Commentary from Lauren Weinstein’s blog

USA Intellectual Property Theft Commission Recommends Malware!

Oh boy. The “Commission on the Theft of American Intellectual Property” has released its long awaited report, and it’s 90 or so pages of doom, gloom, and the bizarre — including one section that had me almost literally doing a “spit-take” onto my screens while sipping my morning coffee.

I’m not going to try critique the entire report here and now. As you’d expect, it presents a dire scenario of intellectual property theft run amok, and while offering only a few words of lip service to the grossly flawed measurement methodologies that vastly overstate dollar losses in various sectors, the report instead suggests that those exaggerations are actually understatements — that the problem is far, far worse than we ever imagined. Oh, the horror. The horror.
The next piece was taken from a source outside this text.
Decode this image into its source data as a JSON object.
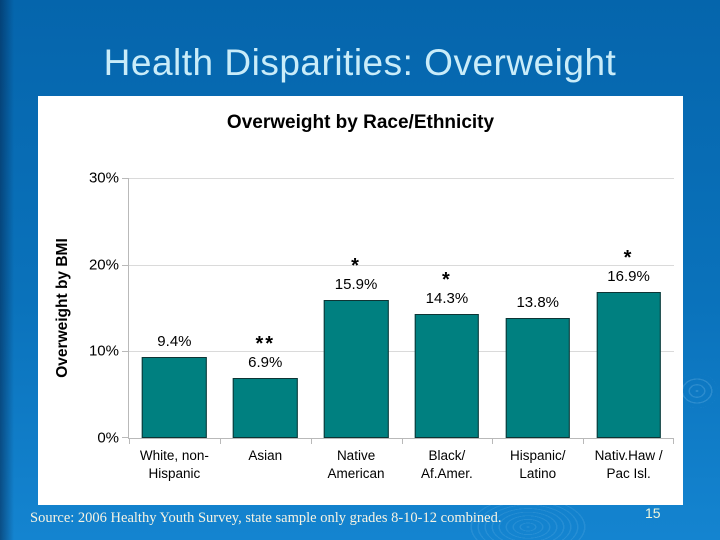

But we expected this sort of skew to massively hyperbolize the underlying actual problems of IP theft.

What you may not have expected, however, is that the authors of this report appear to have been smoking “funny cigarettes” during its drafting. OK, we don’t know this for a fact, but it’s otherwise difficult to wrap your mind around this specific proposal in the “cyber” section of the report:

“Additionally, software can be written that will allow only authorized users to open files containing valuable information. If an unauthorized person accesses the information, a range of actions might then occur. For example, the file could be rendered inaccessible and the unauthorized user’s computer could be locked down, with instructions on how to contact law enforcement to get the password needed to unlock the account. Such measures do not violate existing laws on the use of the Internet, yet they serve to blunt attacks and stabilize a cyber incident to provide both time and evidence for law enforcement to become involved.”

Booooing! Say what? Is this the parody section of the report? Something from “The Onion” or perhaps a “Saturday Night Live” skit?

I’m afraid they’re serious. And what they’re proposing is no less than the legitimizing of a form of malware that has attacked vast numbers of Internet users, costing them immense lost time, money, and grief.